The Difference Between A Bull and A Bear Crypto Market
In trading, it’s important to understand the basics: How it functions, and the jargon. With prices that can rise and fall in a matter of hours, more volatile than the stock market, the crypto market is an even riskier platform to trade in. Having better know-how in crypto trading terms can help you understand and manage your financial situation, with minimal risk of getting swayed by others’ opinions.
The terms, “bull” and “bear” or “bullish” and “bearish” have been used in the financial market since the 18th century. These terms are still relevant in today’s time, and even in the crypto market. But what do these quirky terms mean?
What Is a Bull Market?
In cryptocurrency, a bull market is when token prices are on the rise for several days, months, or years. The Bull market causes investor confidence to rise. In turn, prices increase due to the high demand for crypto.
A bullish market is a sign that the crypto market is growing, and can attract more investors to its potential.
What is a Bear Market?
A bear market is when prices continue to drop over time. Typically, it refers to a scenario in which widespread pessimism and unfavorable investor sentiment cause securities values to decline.
Examples of Bull and Bear Markets
To learn how to survive during a crypto Bull or Bear Market, we can draw lessons from the past. Here are a few moments in history that has shaped the underpinnings of the crypto market.
The well-known Japanese cryptocurrency exchange Coincheck suffered a breach in January 2018 and lost $500M. Co-founder Yusuke Otsuka stated that the business doesn’t know how the 500 million tokens disappeared. All withdrawals were put on hold, along with trading in any tokens other than Bitcoin and deposits into NEM currency. Data from Coinmarketcap showed that the price of XEM was $0.85, down from a high of $1.01.
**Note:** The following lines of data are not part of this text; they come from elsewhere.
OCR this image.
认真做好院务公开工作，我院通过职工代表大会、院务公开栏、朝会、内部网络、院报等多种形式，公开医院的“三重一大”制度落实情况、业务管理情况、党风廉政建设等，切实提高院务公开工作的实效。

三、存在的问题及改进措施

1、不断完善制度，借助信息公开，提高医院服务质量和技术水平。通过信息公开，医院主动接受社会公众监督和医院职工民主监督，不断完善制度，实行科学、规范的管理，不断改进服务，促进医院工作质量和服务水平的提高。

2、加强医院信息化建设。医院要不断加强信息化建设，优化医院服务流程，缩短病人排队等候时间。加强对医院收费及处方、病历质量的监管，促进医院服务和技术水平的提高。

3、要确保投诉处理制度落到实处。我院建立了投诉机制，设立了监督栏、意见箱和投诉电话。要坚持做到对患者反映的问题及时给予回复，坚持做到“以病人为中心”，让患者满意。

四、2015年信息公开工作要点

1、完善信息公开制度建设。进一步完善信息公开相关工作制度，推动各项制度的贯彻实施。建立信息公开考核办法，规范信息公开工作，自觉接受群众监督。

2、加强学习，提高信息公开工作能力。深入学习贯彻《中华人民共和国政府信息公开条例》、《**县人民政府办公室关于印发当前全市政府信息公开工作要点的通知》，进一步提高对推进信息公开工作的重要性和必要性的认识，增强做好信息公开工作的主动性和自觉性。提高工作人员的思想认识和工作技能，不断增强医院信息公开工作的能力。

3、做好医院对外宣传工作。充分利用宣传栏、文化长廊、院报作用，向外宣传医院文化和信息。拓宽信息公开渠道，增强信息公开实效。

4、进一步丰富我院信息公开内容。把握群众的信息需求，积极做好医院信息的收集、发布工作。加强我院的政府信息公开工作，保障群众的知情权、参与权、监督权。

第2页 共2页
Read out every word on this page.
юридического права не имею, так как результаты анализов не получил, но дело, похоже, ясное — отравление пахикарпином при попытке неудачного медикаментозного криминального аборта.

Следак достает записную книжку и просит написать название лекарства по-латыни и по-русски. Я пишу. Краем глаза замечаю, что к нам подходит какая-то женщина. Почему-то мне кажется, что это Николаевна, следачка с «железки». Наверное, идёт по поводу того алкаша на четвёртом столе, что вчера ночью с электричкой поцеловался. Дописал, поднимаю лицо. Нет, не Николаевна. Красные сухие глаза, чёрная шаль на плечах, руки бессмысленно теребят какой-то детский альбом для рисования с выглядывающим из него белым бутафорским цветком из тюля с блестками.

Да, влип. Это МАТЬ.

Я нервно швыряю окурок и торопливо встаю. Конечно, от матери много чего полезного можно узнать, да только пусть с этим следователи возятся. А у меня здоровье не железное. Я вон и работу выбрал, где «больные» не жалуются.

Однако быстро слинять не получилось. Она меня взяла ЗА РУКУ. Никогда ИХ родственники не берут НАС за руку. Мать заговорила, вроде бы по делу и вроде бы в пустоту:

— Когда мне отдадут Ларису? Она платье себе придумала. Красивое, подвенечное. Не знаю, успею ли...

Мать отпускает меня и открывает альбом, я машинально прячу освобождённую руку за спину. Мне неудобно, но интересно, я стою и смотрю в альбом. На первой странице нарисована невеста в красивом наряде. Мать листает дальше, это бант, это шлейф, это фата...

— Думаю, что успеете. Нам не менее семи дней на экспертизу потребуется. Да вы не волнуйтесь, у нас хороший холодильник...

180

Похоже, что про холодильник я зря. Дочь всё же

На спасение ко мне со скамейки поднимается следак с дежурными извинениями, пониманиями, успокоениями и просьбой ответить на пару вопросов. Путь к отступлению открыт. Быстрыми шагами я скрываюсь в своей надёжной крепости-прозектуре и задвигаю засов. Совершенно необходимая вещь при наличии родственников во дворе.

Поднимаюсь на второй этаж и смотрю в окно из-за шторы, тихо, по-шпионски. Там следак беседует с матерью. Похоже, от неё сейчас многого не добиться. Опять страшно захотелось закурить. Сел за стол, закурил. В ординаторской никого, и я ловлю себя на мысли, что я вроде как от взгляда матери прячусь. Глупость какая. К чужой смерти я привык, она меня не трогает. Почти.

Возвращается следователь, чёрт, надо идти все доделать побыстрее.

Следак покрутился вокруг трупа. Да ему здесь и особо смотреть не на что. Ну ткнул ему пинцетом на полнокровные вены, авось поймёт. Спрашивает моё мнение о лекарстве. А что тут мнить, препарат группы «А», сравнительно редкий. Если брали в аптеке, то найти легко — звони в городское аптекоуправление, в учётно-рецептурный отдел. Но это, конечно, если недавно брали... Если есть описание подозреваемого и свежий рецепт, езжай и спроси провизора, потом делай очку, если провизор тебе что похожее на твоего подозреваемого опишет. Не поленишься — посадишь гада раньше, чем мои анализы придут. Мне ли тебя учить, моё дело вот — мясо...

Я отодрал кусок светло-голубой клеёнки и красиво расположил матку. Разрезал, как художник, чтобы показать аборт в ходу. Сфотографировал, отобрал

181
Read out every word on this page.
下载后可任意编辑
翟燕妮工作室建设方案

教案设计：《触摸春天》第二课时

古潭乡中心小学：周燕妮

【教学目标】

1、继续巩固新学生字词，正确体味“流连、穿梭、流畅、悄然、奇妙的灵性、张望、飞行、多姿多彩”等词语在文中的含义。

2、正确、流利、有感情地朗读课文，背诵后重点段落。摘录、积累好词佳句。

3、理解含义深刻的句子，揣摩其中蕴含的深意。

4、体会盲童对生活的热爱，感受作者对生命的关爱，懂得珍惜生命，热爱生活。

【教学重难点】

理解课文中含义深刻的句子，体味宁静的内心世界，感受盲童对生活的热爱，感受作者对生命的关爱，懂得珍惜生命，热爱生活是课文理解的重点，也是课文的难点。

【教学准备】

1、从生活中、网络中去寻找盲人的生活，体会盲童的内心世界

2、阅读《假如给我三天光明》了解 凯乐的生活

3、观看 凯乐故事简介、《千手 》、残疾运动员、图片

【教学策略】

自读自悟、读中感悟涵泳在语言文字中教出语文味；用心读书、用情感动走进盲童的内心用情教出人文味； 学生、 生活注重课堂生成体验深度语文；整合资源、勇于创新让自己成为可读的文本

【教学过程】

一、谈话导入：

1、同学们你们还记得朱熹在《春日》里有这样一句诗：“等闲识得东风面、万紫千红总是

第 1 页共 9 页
The Terra network and its founder Do Kwon reached the peak of the cryptocurrency market before quickly falling apart within a short period in May 2022. Prices of Terra’s LUNA (now renamed as LUNC or Luna Classic) and UST tokens fell over 99.7%, hitting less than 10 cents, in the weeks after Terra’s collapse. The incident was one of the worst capital-damaging events in the history of cryptocurrency. At the same time, decentralized finance applications built on the network lost almost $28 billion in market value.
Bear markets can be traumatic, but as history has proven, the market does eventually recover.
You have the best opportunity to reflect during bear markets. You can only discover the difference between hype and long-term value through a stress test like a bear market.
Here are some examples of crypto Bull markets in the past.
On January 1st, 2017, Bitcoin officially reached $1,000 after years of price fluctuations. This started a celebratory bull cycle that year. The price of Bitcoin first crossed $2,000 in the middle of May and reached $3,000 a few weeks later. Despite regulatory crackdowns and erratic market drops, Bitcoin mostly kept rising, reaching an all-time high of $19,783.21 on December 2017.
People were concerned about price inflation on the U.S. dollar after the coronavirus pandemic crippled the economy. As a result, the price of Bitcoin began to climb more quickly making cryptocurrencies more appealing than other currencies. By December 2020, the price of Bitcoin has increased by more than 300% since January. In the same year, the price of Bitcoin reached an all-time high of $29,374.
How to calculate if the market is going Bull or Bear?
Not only does the market’s immediate response to an event determine whether it is bullish or bearish, but also how it performs over the long run. Trading opportunities might be discovered by analyzing various trends. It might be challenging to identify these trends, but here are the four primary crypto market phases to help you prepare when the market goes bull or bear.
Crypto Market Phases
- When investors believe that the worst is over and that the outlook for the economy is favorable, they start purchasing again. This is the beginning of a market cycle, commonly known as the “Accumulation phase”. In essence, value is high and prices are low.
- During the Markup phase, investors start to cryptocurrency prices once the market becomes more stable. This stage is simpler to spot, with the media and news outlets emphasizing the rising trend and investors reinvesting in the markets.
- Prices reach their highest point during the distribution phase. A relatively similar quantity of buying and selling is seen across the markets as the bull market that was driving prices upward gradually levels down.
- The final stage, known as the “Markdown”, is the downtrend frequently caused by mass selling as investors try to lock in profits and prevent substantial financial losses. An extended downward trend phase develops into a bear market.
The development of bull and bear markets in the crypto markets is influenced by a variety of factors. Compared to the stock market, the cryptocurrency market is younger, smaller, and more volatile with fewer investors. By having a thorough awareness of market trends and their key takeaways, and appropriately organizing your investments following the market direction, you can develop an investing strategy for when the market fluctuates or improves.
Following the latest economic news, being updated with financial trends, and studying the past Bull and Bear markets can guide you in forming an overall picture of your crypto investments.
Disclaimer: The information in this article is solely for educational and informational purposes, and should not be construed as investment advice.